Saturday, September 11, 2021

Remembering 9/11 . . .

Below is reprinted Marash Girl's blog post on the day following 9/11. Marash Girl was at the Newtonville Post Office, shipping books from OldCornerBooks.com to her customers, when her postal worker friend walked out from the back room, face ashen. "Hey, Ann, what's up?" Marash Girl quipped, hoping to urge a smile onto her friend's face. "A plane just crashed into the World Trade Center," Ann's shaking voice answered. "My son -- he works in Tribeca, just a few blocks north of the World Trade Center in New York City. I have to get home and try to reach him," thought Marash Girl. Which of course, try as she might, she could not. All telephone lines were inoperative. In a panic, she kept trying to call, to no avail. Alone with only her books for company, Marash Girl silently prayed and in answer to those prayers, her son called to report that he had witnessed the crash of the second airplane, but was alive, and walking northward out of New York's Financial District with thousands of other New Yorkers.
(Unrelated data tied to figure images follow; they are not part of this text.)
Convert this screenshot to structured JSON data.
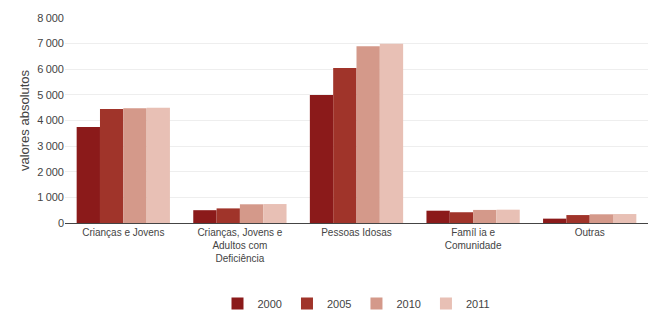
{
  "chart_data": {
    "type": "bar",
    "categories": [
      "Crianças e Jovens",
      "Crianças, Jovens e\nAdultos com\nDeficiência",
      "Pessoas Idosas",
      "Famíl ia e\nComunidade",
      "Outras"
    ],
    "series": [
      {
        "name": "2000",
        "color": "#8B1A1A",
        "values": [
          3750,
          500,
          5000,
          480,
          170
        ]
      },
      {
        "name": "2005",
        "color": "#A0342A",
        "values": [
          4450,
          570,
          6050,
          420,
          310
        ]
      },
      {
        "name": "2010",
        "color": "#D4998A",
        "values": [
          4480,
          730,
          6900,
          510,
          340
        ]
      },
      {
        "name": "2011",
        "color": "#E8C0B5",
        "values": [
          4500,
          740,
          7000,
          520,
          350
        ]
      }
    ],
    "ylabel": "valores absolutos",
    "ylim": [
      0,
      8000
    ],
    "yticks": [
      0,
      {
        "value": 1000,
        "label": "1 000"
      },
      {
        "value": 2000,
        "label": "2 000"
      },
      {
        "value": 3000,
        "label": "3 000"
      },
      {
        "value": 4000,
        "label": "4 000"
      },
      {
        "value": 5000,
        "label": "5 000"
      },
      {
        "value": 6000,
        "label": "6 000"
      },
      {
        "value": 7000,
        "label": "7 000"
      },
      {
        "value": 8000,
        "label": "8 000"
      }
    ],
    "grid": true,
    "legend": "bottom"
  }
}
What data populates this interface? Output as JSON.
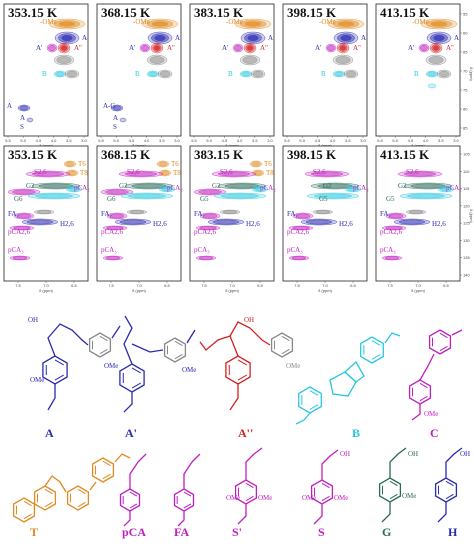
{
  "temperatures": [
    "353.15 K",
    "368.15 K",
    "383.15 K",
    "398.15 K",
    "413.15 K"
  ],
  "top_axis": {
    "x_ticks": [
      "5.5",
      "5.0",
      "4.5",
      "4.0",
      "3.5",
      "3.0"
    ],
    "y_ticks": [
      "55",
      "60",
      "65",
      "70",
      "75",
      "80",
      "85"
    ],
    "x_label": "δ (ppm)",
    "y_label": "δ (ppm)"
  },
  "bottom_axis": {
    "x_ticks": [
      "7.5",
      "7.0",
      "6.5"
    ],
    "y_ticks": [
      "105",
      "110",
      "115",
      "120",
      "125",
      "130",
      "135",
      "140"
    ],
    "x_label": "δ (ppm)",
    "y_label": "δ (ppm)"
  },
  "top_labels": {
    "ome": "-OMe",
    "a_gamma": "Aγ",
    "a_alpha": "A'γ",
    "a_dblprime": "A\"",
    "b_gamma": "Bγ",
    "a_beta": "Aβ-G",
    "s_beta": "S"
  },
  "bottom_labels": {
    "t6": "T6",
    "t8": "T8",
    "s26": "S2,6",
    "g2": "G2",
    "pca": "pCA₂",
    "g6": "G6",
    "g5": "G5",
    "fa": "FA₂",
    "h26": "H2,6",
    "pca26": "pCA2,6",
    "pca3": "pCA₃"
  },
  "structures": {
    "labels": [
      "A",
      "A'",
      "A''",
      "B",
      "C",
      "T",
      "pCA",
      "FA",
      "S'",
      "S",
      "G",
      "H"
    ],
    "ome": "OMe",
    "oh": "OH"
  },
  "colors": {
    "blue": "#2a2ab0",
    "red": "#d42020",
    "cyan": "#28c8e0",
    "magenta": "#c01ec0",
    "orange": "#e08a20",
    "teal": "#2a6a5a",
    "gray": "#888888"
  }
}
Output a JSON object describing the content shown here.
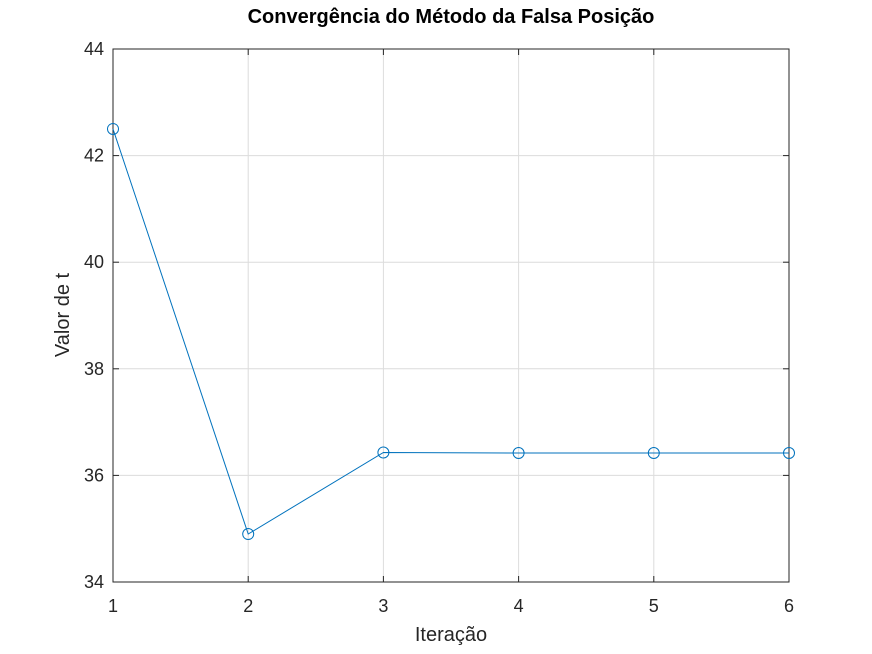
{
  "chart_data": {
    "type": "line",
    "title": "Convergência do Método da Falsa Posição",
    "xlabel": "Iteração",
    "ylabel": "Valor de t",
    "x": [
      1,
      2,
      3,
      4,
      5,
      6
    ],
    "xlim": [
      1,
      6
    ],
    "ylim": [
      34,
      44
    ],
    "xticks": [
      1,
      2,
      3,
      4,
      5,
      6
    ],
    "yticks": [
      34,
      36,
      38,
      40,
      42,
      44
    ],
    "xtick_labels": [
      "1",
      "2",
      "3",
      "4",
      "5",
      "6"
    ],
    "ytick_labels": [
      "34",
      "36",
      "38",
      "40",
      "42",
      "44"
    ],
    "grid": true,
    "marker": "circle",
    "series": [
      {
        "values": [
          42.5,
          34.9,
          36.43,
          36.42,
          36.42,
          36.42
        ],
        "color": "#0072bd"
      }
    ]
  }
}
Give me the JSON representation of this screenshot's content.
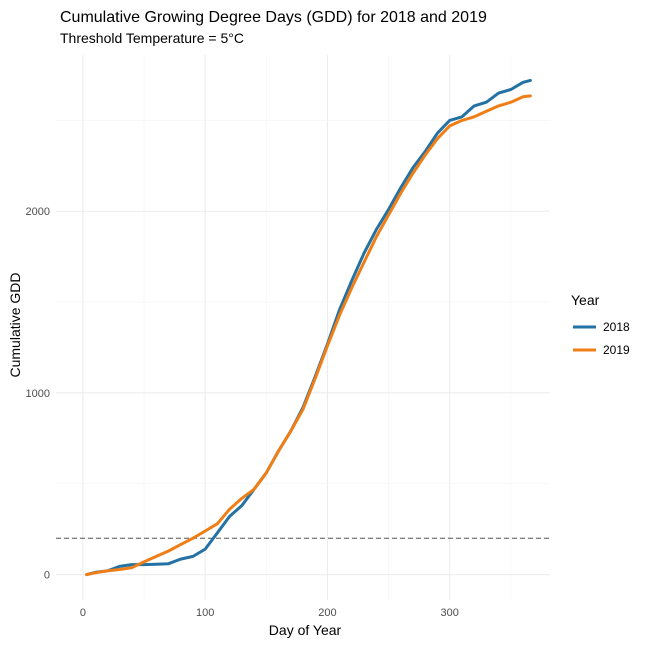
{
  "chart_data": {
    "type": "line",
    "title": "Cumulative Growing Degree Days (GDD) for 2018 and 2019",
    "subtitle": "Threshold Temperature = 5°C",
    "xlabel": "Day of Year",
    "ylabel": "Cumulative GDD",
    "xlim": [
      -22,
      382
    ],
    "ylim": [
      -140,
      2860
    ],
    "x_ticks": [
      0,
      100,
      200,
      300
    ],
    "y_ticks": [
      0,
      1000,
      2000
    ],
    "grid": true,
    "legend": {
      "title": "Year",
      "position": "right"
    },
    "reference_line": {
      "y": 200,
      "style": "dashed",
      "color": "#555555"
    },
    "series": [
      {
        "name": "2018",
        "color": "#2471a3",
        "points": [
          [
            3,
            0
          ],
          [
            10,
            12
          ],
          [
            20,
            20
          ],
          [
            30,
            45
          ],
          [
            40,
            55
          ],
          [
            50,
            55
          ],
          [
            60,
            57
          ],
          [
            70,
            60
          ],
          [
            80,
            85
          ],
          [
            90,
            100
          ],
          [
            100,
            140
          ],
          [
            110,
            230
          ],
          [
            120,
            320
          ],
          [
            130,
            380
          ],
          [
            140,
            470
          ],
          [
            150,
            560
          ],
          [
            160,
            680
          ],
          [
            170,
            790
          ],
          [
            180,
            920
          ],
          [
            190,
            1090
          ],
          [
            200,
            1270
          ],
          [
            210,
            1460
          ],
          [
            220,
            1620
          ],
          [
            230,
            1770
          ],
          [
            240,
            1900
          ],
          [
            250,
            2010
          ],
          [
            260,
            2130
          ],
          [
            270,
            2240
          ],
          [
            280,
            2330
          ],
          [
            290,
            2430
          ],
          [
            300,
            2500
          ],
          [
            310,
            2520
          ],
          [
            320,
            2580
          ],
          [
            330,
            2600
          ],
          [
            340,
            2650
          ],
          [
            350,
            2670
          ],
          [
            360,
            2710
          ],
          [
            366,
            2720
          ]
        ]
      },
      {
        "name": "2019",
        "color": "#f07e16",
        "points": [
          [
            3,
            0
          ],
          [
            10,
            10
          ],
          [
            20,
            20
          ],
          [
            30,
            28
          ],
          [
            40,
            38
          ],
          [
            50,
            70
          ],
          [
            60,
            100
          ],
          [
            70,
            130
          ],
          [
            80,
            165
          ],
          [
            90,
            200
          ],
          [
            100,
            240
          ],
          [
            110,
            280
          ],
          [
            120,
            360
          ],
          [
            130,
            420
          ],
          [
            140,
            470
          ],
          [
            150,
            560
          ],
          [
            160,
            680
          ],
          [
            170,
            790
          ],
          [
            180,
            910
          ],
          [
            190,
            1080
          ],
          [
            200,
            1260
          ],
          [
            210,
            1430
          ],
          [
            220,
            1580
          ],
          [
            230,
            1720
          ],
          [
            240,
            1860
          ],
          [
            250,
            1980
          ],
          [
            260,
            2100
          ],
          [
            270,
            2210
          ],
          [
            280,
            2310
          ],
          [
            290,
            2400
          ],
          [
            300,
            2470
          ],
          [
            310,
            2500
          ],
          [
            320,
            2520
          ],
          [
            330,
            2550
          ],
          [
            340,
            2580
          ],
          [
            350,
            2600
          ],
          [
            360,
            2630
          ],
          [
            366,
            2635
          ]
        ]
      }
    ]
  }
}
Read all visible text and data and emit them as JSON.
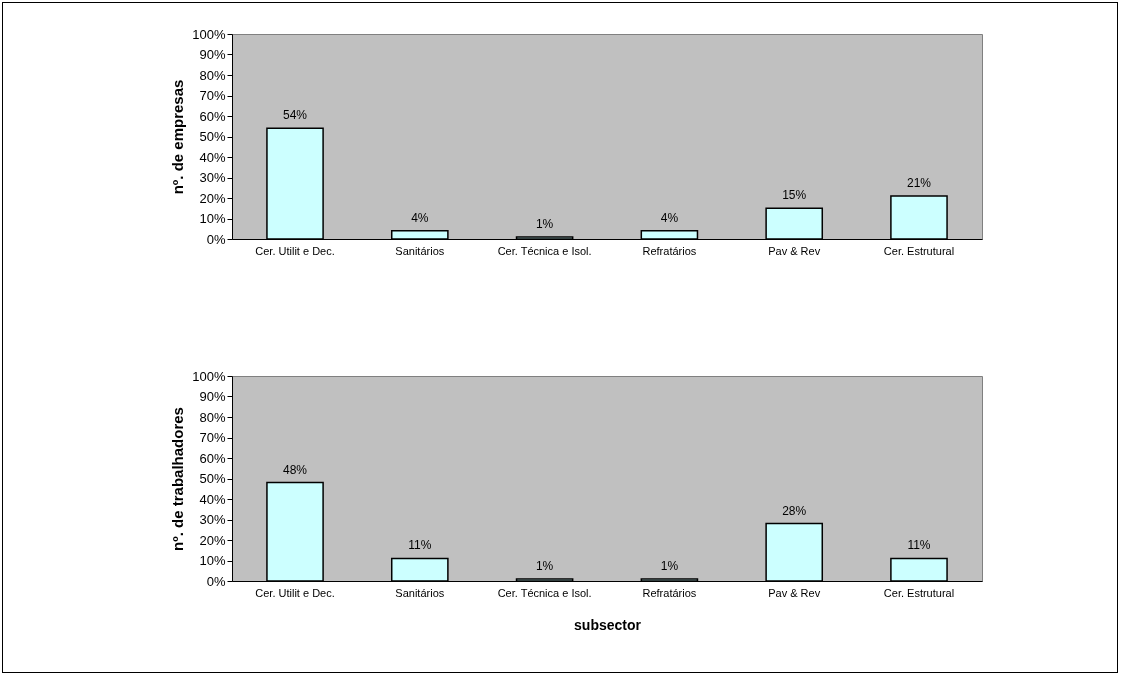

Marash Girl tried to call her father, but there was no answer. "Let me drive over there . . ." she thought, and she did. Hugging her dad, she told him of the Twin Towers. Once Peter, this Armenian-American man, born in Marash in 1912, a survivor of the Armenian genocide, understood exactly what had transpired that morning, he knew what he must do. They went together, Marash Girl and her father, to the house next door; they sat in silence, side by side with Mohammud and his family . . . they sat in solidarity throughout that day and the next, without speaking, "sitting shiva", as it were, with their Muslim neighbors in Newtonville, Massachusetts.